Could you share a particular moment during LDT when you learned a lesson that will stay with you?
Near the end of the Design for Extreme Affordability course, at the tail end of one of a great many late nights, I said to my group, “I can’t remember the last time I thought about grades in this class.” One of them quickly chimed in, “Me either — I just want to make something great.” Ever since then, I have been convinced that public presentation mixed with meaningful projects is the secret to unlocking intrinsic motivation in students.
Was there time that you spent with a GSE professor that you’ll remember?
In Dan Schwartz’s Core Mechanics of Learning class, students design and run experiments as part of their final project; Dan had every group of students sit down with him for an hour to work through their ideas and really hone the process. That concentrated period of being exposed to the level of rigor and depth that he applies to his work gave me a lot to work with as I test and evaluate my own work in the future.

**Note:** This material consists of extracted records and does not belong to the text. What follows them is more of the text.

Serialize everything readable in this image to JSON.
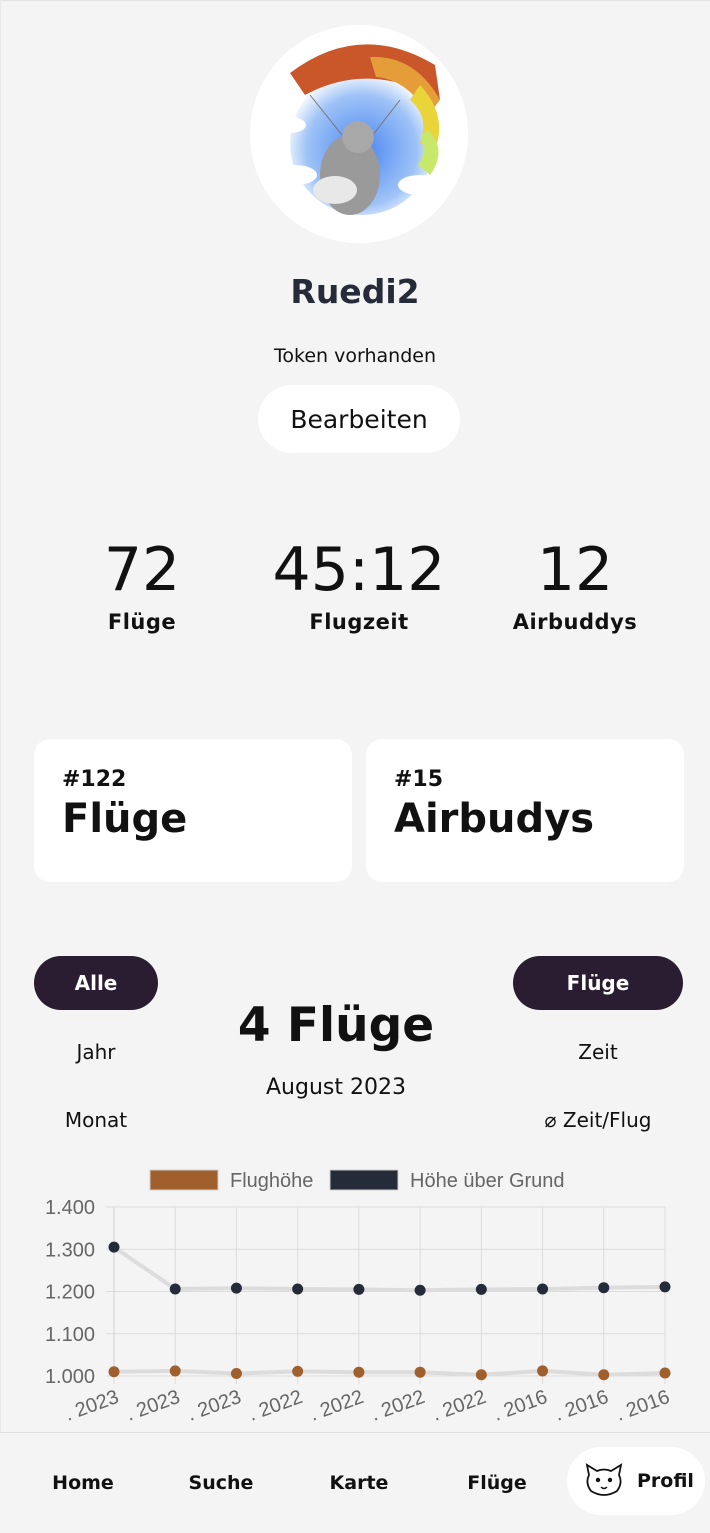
{
  "profile": {
    "username": "Ruedi2",
    "token_status": "Token vorhanden",
    "edit_label": "Bearbeiten"
  },
  "stats": [
    {
      "value": "72",
      "label": "Flüge"
    },
    {
      "value": "45:12",
      "label": "Flugzeit"
    },
    {
      "value": "12",
      "label": "Airbuddys"
    }
  ],
  "rankings": [
    {
      "rank": "#122",
      "title": "Flüge"
    },
    {
      "rank": "#15",
      "title": "Airbudys"
    }
  ],
  "filters": {
    "period_selected": "Alle",
    "period_options": [
      "Jahr",
      "Monat"
    ],
    "metric_selected": "Flüge",
    "metric_options": [
      "Zeit",
      "⌀ Zeit/Flug"
    ]
  },
  "summary": {
    "headline": "4 Flüge",
    "period": "August 2023"
  },
  "chart_data": {
    "type": "line",
    "legend_position": "top",
    "grid": true,
    "ylim": [
      1000,
      1400
    ],
    "yticks": [
      "1.000",
      "1.100",
      "1.200",
      "1.300",
      "1.400"
    ],
    "categories": [
      ". 2023",
      ". 2023",
      ". 2023",
      ". 2022",
      ". 2022",
      ". 2022",
      ". 2022",
      ". 2016",
      ". 2016",
      ". 2016"
    ],
    "series": [
      {
        "name": "Flughöhe",
        "color": "#a0602e",
        "values": [
          1010,
          1012,
          1006,
          1011,
          1009,
          1009,
          1003,
          1012,
          1003,
          1007
        ]
      },
      {
        "name": "Höhe über Grund",
        "color": "#262b3a",
        "values": [
          1305,
          1206,
          1208,
          1206,
          1205,
          1203,
          1205,
          1206,
          1209,
          1211
        ]
      }
    ]
  },
  "nav": {
    "home": "Home",
    "search": "Suche",
    "map": "Karte",
    "flights": "Flüge",
    "profile": "Profil",
    "active": "Profil"
  },
  "icons": {
    "avatar": "paraglider-cat-avatar",
    "profile_nav": "cat-avatar-icon"
  }
}
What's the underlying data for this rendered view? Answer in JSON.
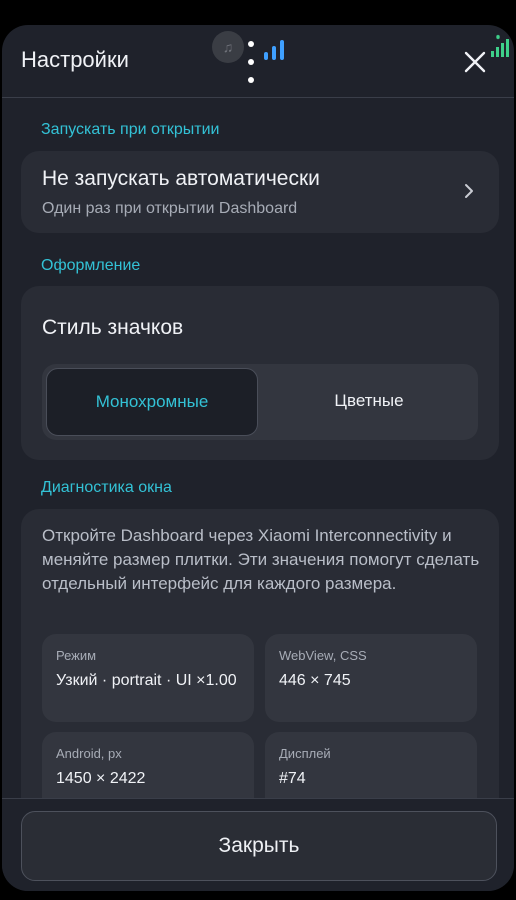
{
  "header": {
    "title": "Настройки",
    "close_icon": "close-icon"
  },
  "status": {
    "music_icon": "♫",
    "bars_color": "#3fa0ff"
  },
  "launch_section": {
    "title": "Запускать при открытии",
    "option_title": "Не запускать автоматически",
    "option_subtitle": "Один раз при открытии Dashboard"
  },
  "appearance_section": {
    "title": "Оформление",
    "icon_style_label": "Стиль значков",
    "options": [
      {
        "label": "Монохромные",
        "selected": true
      },
      {
        "label": "Цветные",
        "selected": false
      }
    ]
  },
  "diagnostics_section": {
    "title": "Диагностика окна",
    "description": "Откройте Dashboard через Xiaomi Interconnectivity и меняйте размер плитки. Эти значения помогут сделать отдельный интерфейс для каждого размера.",
    "cells": [
      {
        "label": "Режим",
        "value": "Узкий · portrait · UI ×1.00"
      },
      {
        "label": "WebView, CSS",
        "value": "446 × 745"
      },
      {
        "label": "Android, px",
        "value": "1450 × 2422"
      },
      {
        "label": "Дисплей",
        "value": "#74"
      }
    ]
  },
  "footer": {
    "close_label": "Закрыть"
  },
  "colors": {
    "accent": "#33c2d6",
    "background": "#1f222b",
    "card": "#292c35"
  }
}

Tell us about the other students in your LDT class.
The cohort is the secret sauce in LDT. There’s something really meaningful about going through an insane, intense year with 20 other people who are also going through the same insane intensity. And, for me, seeing such brilliant people who are so deeply dedicated to creating great educational tools and reaching the learners who are most in need has been profoundly inspiring.
What do you do to relax and have fun outside of school?
I have two children — a 3-year-old and a 1-year-old. I never relax (or sleep), but I am constantly having fun. In a lot of ways, they’re like my laboratory for how I think about learning and development.
What are your career plans?
I am joining the founding team at African Leadership Unleashed, designing a 21st-century university for developing great African leaders who will transform the African continent. I’ll be overseeing product development, both the curriculum and the way our students engage with it.
Any tips for incoming students?
I’d recommend that incoming students just constantly seek out new opportunities. Basically, say yes to just about anything until you find that you really can’t do any more, and only then start saying no. Find events outside of class, take advantage of shopping weeks to look into classes you wouldn’t normally consider.